The book is starts with an introduction to the Anthropocene and ends with vision of A Finer Future. In between, four parts that make up the body of this work:

  • A lesson in economics and how resource extraction, emphasis on personal gain, and the focus on a growing GDP helped create the present-day economies of the United States’ and the World
  • How and what society can do first while we’re getting ready for transformations
  • How those transformations are the foundation for a flourishing planet
  • How to help make sure those changes stick

These four authors, working at the intersection of capitalism and nature, have prepared a marvelous narrative about where we are and how we got here, and how we can solve our climate problems in ways that are much more beneficial to all and lead to a continuously flourishing planet. As international leaders in this thinking, with access to current practice and emerging ideas, they are best-placed to share practical yet inspirational approaches to solving the problems of diminishing resources and natural benefits and increasing demands and distress on our planet.

The authors establish everyone’s responsibility with an opening salvo: You are the result of 4 billion years of evolutionary history. Act like it.”

So, whether you respond to stories of ranchers raising cattle in ways that regenerate soli and entire ecosystems,  examples of the circular economy creating jobs and greater financial stability in a community, or an excellent explanation of neoliberalism, you will find an excellent case for doing business differently, for thinking differently, for taking all that we know and realigning toward a new goal – a flourishing planet. In the process our wider wealth will expand.

 “As a result of human activity” we have already exceeded four of the nine Planetary Boundaries, the limits of sustainability for life on Earth as we know it, as described by Johan Rockstrom and the Stockholm Resilience Center (version 2015). Exceeding any boundary makes it more likely that we will push the “Earth System into a much less hospitable state”. If people and the planet are not thriving, business won’t either (Andrew Winston, The Big Pivot). We are fully capable of continuing that trajectory – AND of changing it.  So why not choose instead to push it back?

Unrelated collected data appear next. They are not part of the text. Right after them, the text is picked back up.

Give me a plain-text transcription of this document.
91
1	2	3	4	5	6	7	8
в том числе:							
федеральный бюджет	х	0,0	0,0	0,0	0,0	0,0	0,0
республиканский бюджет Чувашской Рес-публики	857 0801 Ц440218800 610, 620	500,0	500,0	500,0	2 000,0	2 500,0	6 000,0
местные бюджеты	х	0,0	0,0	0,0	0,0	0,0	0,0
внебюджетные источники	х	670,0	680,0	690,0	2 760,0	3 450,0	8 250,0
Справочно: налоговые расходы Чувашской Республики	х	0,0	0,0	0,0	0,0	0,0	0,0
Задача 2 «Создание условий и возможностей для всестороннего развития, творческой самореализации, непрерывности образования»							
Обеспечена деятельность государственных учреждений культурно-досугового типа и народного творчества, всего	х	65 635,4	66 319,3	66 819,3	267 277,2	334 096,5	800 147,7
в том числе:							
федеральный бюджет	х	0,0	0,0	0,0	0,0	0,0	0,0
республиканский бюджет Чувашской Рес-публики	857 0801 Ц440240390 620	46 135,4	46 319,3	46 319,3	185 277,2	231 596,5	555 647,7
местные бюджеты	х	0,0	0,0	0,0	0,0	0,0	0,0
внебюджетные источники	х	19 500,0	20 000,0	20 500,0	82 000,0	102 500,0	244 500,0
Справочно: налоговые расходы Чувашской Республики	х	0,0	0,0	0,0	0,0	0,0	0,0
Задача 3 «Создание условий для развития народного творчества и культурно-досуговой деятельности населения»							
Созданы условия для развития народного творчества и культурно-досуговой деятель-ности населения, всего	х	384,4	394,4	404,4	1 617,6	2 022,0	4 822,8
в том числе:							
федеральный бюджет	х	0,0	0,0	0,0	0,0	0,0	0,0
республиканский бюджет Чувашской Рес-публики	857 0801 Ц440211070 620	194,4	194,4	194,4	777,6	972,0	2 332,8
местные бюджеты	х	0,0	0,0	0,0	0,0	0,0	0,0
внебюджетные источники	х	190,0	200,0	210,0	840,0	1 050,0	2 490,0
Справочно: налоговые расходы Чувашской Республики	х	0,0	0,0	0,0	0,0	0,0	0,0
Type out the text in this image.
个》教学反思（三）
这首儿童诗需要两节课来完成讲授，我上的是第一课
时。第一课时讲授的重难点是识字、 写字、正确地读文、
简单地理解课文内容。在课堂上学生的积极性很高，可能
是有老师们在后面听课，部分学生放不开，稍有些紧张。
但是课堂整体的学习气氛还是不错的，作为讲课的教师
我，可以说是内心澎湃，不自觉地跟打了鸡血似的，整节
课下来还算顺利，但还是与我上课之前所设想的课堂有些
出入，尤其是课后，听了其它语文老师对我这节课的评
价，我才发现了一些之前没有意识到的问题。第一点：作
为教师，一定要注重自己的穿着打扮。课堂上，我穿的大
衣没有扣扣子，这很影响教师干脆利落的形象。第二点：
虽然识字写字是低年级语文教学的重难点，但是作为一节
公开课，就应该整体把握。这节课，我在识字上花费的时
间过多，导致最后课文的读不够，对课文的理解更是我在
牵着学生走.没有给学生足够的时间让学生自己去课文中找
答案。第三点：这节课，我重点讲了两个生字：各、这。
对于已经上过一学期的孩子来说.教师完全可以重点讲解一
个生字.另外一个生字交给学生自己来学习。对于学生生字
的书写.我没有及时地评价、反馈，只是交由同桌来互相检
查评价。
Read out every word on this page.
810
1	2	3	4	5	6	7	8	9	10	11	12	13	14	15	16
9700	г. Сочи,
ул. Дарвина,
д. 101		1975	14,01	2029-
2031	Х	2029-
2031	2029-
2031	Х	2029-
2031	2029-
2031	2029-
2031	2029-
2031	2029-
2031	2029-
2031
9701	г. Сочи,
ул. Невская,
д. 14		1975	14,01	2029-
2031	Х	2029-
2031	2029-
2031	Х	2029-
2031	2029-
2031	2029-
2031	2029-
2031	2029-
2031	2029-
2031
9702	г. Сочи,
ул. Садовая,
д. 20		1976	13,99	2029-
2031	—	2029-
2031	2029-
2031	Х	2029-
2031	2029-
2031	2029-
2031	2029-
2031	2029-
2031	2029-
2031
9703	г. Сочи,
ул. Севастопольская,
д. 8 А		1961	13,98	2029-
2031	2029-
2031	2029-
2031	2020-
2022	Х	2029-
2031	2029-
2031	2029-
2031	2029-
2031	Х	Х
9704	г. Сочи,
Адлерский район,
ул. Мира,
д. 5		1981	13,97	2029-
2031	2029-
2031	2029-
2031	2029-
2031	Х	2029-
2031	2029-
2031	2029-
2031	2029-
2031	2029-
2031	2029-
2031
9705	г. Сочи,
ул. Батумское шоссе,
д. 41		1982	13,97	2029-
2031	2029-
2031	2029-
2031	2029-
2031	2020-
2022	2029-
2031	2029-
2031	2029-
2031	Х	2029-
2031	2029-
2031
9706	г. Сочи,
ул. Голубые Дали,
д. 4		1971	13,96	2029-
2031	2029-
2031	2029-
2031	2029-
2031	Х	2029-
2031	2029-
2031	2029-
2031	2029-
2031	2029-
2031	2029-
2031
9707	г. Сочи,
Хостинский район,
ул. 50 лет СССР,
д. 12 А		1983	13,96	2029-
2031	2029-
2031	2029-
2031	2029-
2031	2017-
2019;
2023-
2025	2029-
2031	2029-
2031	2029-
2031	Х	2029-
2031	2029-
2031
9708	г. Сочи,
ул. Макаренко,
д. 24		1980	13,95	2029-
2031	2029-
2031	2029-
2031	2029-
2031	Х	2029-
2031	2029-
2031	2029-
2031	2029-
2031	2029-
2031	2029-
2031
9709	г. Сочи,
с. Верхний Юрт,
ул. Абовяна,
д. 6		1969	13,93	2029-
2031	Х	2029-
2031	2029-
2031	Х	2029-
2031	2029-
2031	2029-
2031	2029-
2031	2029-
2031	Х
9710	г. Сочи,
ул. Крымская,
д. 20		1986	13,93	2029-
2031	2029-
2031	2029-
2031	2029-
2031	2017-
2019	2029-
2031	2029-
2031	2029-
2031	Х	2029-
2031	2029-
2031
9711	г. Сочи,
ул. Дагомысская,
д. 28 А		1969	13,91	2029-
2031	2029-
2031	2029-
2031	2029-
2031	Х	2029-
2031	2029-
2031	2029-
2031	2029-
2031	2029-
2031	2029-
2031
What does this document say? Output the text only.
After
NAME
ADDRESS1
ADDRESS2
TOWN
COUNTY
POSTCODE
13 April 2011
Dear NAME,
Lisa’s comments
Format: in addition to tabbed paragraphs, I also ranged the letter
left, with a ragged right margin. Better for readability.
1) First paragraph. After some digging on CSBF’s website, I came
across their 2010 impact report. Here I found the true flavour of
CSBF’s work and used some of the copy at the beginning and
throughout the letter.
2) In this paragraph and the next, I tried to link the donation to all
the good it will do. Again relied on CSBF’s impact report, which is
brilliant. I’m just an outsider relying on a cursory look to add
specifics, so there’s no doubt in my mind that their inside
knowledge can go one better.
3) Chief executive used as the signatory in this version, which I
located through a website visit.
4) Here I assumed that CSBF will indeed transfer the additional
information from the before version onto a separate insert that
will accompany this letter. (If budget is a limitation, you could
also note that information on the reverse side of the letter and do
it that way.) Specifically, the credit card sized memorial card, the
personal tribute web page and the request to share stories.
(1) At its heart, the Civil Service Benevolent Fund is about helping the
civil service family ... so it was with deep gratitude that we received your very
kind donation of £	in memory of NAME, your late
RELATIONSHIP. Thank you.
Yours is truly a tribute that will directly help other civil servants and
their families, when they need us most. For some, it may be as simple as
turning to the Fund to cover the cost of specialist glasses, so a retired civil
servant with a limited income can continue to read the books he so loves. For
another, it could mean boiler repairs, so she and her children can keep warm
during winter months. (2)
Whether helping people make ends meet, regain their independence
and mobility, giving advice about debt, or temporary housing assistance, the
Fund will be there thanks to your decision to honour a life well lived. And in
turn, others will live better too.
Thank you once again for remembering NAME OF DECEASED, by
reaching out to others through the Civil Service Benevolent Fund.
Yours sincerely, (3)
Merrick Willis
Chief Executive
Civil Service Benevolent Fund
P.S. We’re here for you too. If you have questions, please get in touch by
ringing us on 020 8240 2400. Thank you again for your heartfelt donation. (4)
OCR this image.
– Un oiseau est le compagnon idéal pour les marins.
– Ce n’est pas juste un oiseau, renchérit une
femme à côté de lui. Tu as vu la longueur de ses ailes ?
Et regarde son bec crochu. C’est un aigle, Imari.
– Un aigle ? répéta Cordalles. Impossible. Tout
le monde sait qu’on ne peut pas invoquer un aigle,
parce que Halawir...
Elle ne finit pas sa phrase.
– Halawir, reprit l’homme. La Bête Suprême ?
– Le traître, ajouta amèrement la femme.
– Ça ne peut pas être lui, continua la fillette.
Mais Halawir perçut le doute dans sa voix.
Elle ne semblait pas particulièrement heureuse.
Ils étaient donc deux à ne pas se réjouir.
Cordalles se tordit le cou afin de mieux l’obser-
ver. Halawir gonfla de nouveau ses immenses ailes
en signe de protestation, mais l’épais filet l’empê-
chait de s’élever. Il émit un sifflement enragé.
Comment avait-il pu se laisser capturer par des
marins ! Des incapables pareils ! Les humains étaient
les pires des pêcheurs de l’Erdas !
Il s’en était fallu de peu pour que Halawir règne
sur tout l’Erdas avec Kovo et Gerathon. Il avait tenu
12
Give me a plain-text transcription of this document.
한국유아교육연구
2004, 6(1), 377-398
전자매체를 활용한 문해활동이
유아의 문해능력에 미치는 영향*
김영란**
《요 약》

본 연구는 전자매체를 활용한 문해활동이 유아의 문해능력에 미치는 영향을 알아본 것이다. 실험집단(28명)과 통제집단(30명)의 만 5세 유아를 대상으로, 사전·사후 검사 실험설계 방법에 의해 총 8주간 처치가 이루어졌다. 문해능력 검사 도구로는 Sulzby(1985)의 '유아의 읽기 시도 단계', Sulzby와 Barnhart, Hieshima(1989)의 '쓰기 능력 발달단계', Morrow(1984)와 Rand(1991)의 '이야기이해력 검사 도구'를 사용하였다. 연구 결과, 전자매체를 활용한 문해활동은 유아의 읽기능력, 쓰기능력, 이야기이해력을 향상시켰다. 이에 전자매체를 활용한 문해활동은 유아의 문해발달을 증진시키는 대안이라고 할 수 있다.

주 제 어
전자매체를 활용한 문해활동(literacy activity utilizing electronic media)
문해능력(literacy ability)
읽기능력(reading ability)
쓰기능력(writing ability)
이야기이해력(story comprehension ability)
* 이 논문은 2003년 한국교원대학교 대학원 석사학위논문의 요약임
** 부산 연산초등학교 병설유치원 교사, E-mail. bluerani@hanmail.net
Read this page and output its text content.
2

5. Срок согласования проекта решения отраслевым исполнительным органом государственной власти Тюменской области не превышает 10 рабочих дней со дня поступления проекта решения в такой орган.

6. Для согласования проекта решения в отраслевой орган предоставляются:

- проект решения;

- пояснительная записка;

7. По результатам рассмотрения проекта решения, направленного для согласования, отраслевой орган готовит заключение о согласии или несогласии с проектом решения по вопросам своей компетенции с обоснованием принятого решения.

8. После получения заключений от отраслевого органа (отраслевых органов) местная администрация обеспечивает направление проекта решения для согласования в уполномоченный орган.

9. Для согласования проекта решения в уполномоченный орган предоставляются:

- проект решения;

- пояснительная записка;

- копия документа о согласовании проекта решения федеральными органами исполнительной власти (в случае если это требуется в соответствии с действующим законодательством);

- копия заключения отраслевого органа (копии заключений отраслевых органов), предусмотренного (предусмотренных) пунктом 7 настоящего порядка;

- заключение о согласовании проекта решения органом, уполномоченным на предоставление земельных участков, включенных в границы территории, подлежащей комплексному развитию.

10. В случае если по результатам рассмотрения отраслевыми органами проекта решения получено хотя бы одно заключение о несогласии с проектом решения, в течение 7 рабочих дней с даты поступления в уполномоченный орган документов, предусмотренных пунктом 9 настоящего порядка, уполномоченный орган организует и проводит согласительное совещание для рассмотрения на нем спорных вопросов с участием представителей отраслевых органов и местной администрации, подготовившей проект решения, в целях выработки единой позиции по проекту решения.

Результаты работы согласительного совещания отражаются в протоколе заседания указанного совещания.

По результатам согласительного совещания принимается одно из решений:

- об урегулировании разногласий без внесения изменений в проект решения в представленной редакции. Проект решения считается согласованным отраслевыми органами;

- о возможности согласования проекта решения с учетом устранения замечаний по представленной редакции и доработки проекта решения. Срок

Remember, we are evolved and evolving. Those flares of courage you see around the globe for carbon pricing, solar investments, locally-focused agriculture – even any that peter out – are glimpses of how to reach a finer future. The incremental progress we make, and the people who build that progress, are rungs on what the authors call the “Ladder to a Better World.” By establishing ways to measure and apply carbon budgets; by creating the LEED, Living Building, and WELL building standards; through the conservation science at zoos and aquariums; when entrepreneurs develop more efficient and cheaper storage batteries; and all the work to design and now pursue the UN Sustainable Development Goals – that is how we move from a mess to sufficiency and beyond.

The number, variety and scope of the forces out there working on this is stunning and encouraging. The solutions they’re developing need not be nearly as complex as we let ourselves think. By using the basic concepts of nature, and by privileging values over cash, cooperation over individual success and, what I describe as empathy for others – enough so that you include them in your design solutions, we can

  • “achieve a flourishing life within ecological limits,
  • delivery universal well-being as we meet the basic needs of all humans; and
  • deliver sufficient equality to maintain social stability and provide the basis or genuine security.”

This is not Pollyanna or wishful thinking. It is creative, thoughtful, compassionate, and visionary. Treat yourself to it.

Lovins is Time Magazine’s “Millennium Hero for the Planet.” In a media market with an extraordinary appetite for superheroes, I am hoping her kind of heroism gains more traction. So, what #climatehero work will you do with your 4 billion years of evolutionary history?